The captain laughed, ‘Steve, you trying that shit on me again? I told you this kind of crap don’t—’

‘Captain Delaware, this is your President, and I don’t have the time nor am I in the mood to play games with you, son.’

The President had struck the right tone.

‘Uh?’ Delaware responded. The noise over the speaker was suddenly muted, as if a hand had been placed over the mouthpiece and they heard the frantic exchange of muffled voices.

‘Captain Delaware, I was directed to this line via Colonel Smithson. When we’re done here you can check on that,’ added Truman impatiently.

The noise of wind and distant traffic returned as, presumably, the young captain had removed his hand. ‘Mr President… I’m really s-sorry, sir.’

‘Don’t worry about it, son. Listen now. We have had a report that one of our B-17 bomber planes is inbound to New York.’ Truman looked up at General Arnold, who nodded. ‘It’s carrying an important guest… but, we think it may be in some trouble.’

‘Yes, sir. A B-17, sir.’

‘We think it should be arriving any time soon. I want you to stay on the line with me, Captain, and let me know what you can see or hear. You got that?’

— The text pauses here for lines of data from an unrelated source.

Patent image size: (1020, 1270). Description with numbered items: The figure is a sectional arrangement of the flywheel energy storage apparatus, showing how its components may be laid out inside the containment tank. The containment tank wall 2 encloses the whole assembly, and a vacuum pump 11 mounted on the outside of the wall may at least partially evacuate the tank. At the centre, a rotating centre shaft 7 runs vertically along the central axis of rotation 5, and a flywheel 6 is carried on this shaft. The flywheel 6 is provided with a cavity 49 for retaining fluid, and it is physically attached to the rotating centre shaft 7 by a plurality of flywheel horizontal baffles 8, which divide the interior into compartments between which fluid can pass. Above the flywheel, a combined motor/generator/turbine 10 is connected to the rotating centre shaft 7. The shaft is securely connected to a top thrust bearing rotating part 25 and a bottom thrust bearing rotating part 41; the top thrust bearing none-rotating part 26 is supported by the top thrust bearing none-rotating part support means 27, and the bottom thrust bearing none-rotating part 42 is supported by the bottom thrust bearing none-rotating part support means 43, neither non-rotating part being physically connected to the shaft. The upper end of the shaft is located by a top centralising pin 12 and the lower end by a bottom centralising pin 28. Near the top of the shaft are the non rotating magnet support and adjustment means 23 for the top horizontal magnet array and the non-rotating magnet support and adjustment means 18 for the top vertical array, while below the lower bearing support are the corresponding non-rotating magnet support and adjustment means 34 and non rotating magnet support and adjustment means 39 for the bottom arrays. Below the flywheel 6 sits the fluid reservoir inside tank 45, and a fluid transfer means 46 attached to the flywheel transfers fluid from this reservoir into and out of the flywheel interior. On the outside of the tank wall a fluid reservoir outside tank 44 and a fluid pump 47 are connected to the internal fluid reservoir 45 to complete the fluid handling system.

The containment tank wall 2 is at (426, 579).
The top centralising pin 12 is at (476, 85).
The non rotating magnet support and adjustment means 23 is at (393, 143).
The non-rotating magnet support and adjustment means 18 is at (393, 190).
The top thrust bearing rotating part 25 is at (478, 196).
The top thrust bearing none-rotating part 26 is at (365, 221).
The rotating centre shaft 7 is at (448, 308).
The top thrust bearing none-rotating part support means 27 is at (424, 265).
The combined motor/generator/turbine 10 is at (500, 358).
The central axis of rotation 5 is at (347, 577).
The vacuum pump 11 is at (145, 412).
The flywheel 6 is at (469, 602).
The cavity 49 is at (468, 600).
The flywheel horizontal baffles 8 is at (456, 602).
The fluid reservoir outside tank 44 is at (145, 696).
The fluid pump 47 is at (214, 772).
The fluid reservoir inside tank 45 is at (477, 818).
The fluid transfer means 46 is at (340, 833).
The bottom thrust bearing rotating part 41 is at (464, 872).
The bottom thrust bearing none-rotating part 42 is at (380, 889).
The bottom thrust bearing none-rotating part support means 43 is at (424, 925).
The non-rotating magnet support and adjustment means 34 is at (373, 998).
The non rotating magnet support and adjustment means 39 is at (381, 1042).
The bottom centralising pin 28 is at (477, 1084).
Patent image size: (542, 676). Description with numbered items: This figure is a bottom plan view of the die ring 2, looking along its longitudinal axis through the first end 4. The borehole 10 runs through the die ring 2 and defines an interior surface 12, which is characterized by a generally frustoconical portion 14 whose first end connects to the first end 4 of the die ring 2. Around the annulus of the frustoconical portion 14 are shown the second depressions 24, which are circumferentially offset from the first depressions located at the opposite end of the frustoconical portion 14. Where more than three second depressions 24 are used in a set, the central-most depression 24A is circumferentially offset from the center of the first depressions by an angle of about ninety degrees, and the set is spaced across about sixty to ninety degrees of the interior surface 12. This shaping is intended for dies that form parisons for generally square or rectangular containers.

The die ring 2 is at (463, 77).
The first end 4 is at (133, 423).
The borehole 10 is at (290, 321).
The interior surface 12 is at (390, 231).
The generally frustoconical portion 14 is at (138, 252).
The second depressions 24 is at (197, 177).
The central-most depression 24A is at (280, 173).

‘Y-yes, sir. I got that, sir.’

The conference room was utterly silent as all of them strained to listen to the confusion of noises coming from the small table-top speaker. Wallace wondered if New York was the target, whether they would actually be able to hear the distant drone of the flying fortress’s engines moments before this bomb was to be dropped.

Truman broke the silence. ‘So, is there anything in the skies, son? Anything you can see or hear?’

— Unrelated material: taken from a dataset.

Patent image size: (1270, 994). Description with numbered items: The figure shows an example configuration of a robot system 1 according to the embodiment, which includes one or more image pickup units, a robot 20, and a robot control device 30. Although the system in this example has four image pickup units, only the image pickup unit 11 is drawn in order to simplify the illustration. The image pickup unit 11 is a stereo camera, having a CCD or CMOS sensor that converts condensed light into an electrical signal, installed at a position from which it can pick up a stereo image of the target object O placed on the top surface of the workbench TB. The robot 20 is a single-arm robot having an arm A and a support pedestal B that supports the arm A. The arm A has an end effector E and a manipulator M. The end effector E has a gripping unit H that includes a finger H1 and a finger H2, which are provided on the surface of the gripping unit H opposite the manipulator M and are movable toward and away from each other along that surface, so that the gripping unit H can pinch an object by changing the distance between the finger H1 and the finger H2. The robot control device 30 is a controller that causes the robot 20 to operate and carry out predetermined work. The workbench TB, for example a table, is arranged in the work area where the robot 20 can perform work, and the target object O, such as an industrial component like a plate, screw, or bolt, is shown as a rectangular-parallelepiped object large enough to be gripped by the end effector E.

‘It’s very noisy, sir. A lot of noise up here. I’m just looking around. There’s patchy cloud cover, sir. Broken clouds, so anything approaching could be hidden from us until it’s quite close.’

‘Just keep looking, Captain, and stay with us,’ said Truman.

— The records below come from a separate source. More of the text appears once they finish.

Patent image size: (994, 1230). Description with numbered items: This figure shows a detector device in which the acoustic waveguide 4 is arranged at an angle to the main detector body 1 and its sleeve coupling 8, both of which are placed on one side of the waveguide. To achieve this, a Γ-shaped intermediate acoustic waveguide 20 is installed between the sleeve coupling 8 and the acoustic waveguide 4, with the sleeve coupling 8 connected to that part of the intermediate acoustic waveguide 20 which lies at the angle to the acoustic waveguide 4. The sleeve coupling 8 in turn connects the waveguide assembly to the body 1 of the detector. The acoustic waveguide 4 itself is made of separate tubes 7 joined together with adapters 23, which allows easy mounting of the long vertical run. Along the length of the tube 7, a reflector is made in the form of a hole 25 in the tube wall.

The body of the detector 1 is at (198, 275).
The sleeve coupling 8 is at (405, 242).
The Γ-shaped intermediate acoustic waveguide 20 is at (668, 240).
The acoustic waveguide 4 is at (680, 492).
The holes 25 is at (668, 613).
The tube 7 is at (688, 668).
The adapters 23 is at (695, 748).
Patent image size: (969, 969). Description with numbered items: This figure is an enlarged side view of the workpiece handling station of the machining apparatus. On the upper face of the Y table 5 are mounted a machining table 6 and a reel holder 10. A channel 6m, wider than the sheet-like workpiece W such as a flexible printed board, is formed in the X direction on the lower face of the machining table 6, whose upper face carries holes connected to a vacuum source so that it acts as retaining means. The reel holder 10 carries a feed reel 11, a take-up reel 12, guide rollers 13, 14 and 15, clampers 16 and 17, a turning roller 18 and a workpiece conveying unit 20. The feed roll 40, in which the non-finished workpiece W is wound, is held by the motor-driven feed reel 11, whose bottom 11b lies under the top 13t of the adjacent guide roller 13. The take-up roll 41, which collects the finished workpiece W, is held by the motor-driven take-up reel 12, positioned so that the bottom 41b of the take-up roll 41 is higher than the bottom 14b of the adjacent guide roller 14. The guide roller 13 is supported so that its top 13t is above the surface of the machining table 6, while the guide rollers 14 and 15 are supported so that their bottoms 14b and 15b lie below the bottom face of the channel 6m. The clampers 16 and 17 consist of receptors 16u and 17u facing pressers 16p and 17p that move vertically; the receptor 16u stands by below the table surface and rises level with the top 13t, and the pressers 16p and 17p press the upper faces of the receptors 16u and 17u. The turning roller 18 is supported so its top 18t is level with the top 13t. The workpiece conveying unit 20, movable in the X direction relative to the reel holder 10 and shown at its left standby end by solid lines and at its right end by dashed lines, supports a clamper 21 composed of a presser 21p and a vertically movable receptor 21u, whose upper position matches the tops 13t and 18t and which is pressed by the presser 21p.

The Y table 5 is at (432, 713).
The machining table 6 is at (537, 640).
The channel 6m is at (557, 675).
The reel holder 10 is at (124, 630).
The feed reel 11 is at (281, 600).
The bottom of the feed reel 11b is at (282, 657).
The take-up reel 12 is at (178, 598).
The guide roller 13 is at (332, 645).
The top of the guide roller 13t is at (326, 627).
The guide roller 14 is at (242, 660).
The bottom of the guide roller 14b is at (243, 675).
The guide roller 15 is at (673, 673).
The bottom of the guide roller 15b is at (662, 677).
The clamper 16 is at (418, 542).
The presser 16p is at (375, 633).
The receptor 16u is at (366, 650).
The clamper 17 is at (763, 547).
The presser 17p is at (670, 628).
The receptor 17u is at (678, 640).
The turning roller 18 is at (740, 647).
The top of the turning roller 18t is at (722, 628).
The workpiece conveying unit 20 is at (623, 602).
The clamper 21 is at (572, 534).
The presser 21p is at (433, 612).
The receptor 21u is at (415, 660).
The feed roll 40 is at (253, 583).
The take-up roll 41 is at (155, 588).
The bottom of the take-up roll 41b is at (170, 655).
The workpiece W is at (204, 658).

The President looked down at his watch. ‘By my timepiece, we have under a minute left, gentlemen. In case I’m not around to say so… thank you for attending these last two days.’ Almost as an afterthought, Truman added: ‘God bless America.’

Wallace smiled at the President’s words, and he found himself marvelling at Truman’s composure. The man must be as nervous as him, probably much more so, given that he had no understanding of the science that confidently assured Wallace that this day would not be their last. Only Wallace and Frewer could see the numbers that made this bomb a nonsense. Their eyes met across the conference room and Frewer shook his head in a relaxed manner and smiled to reassure Wallace.

Nothing’s going to happen, kid.

Even so, Wallace couldn’t help but feel the cold draught of fate rushing towards them all.

The second hand on the wall clock passed by the nine and now pulled upwards towards the twelve in a languid arc.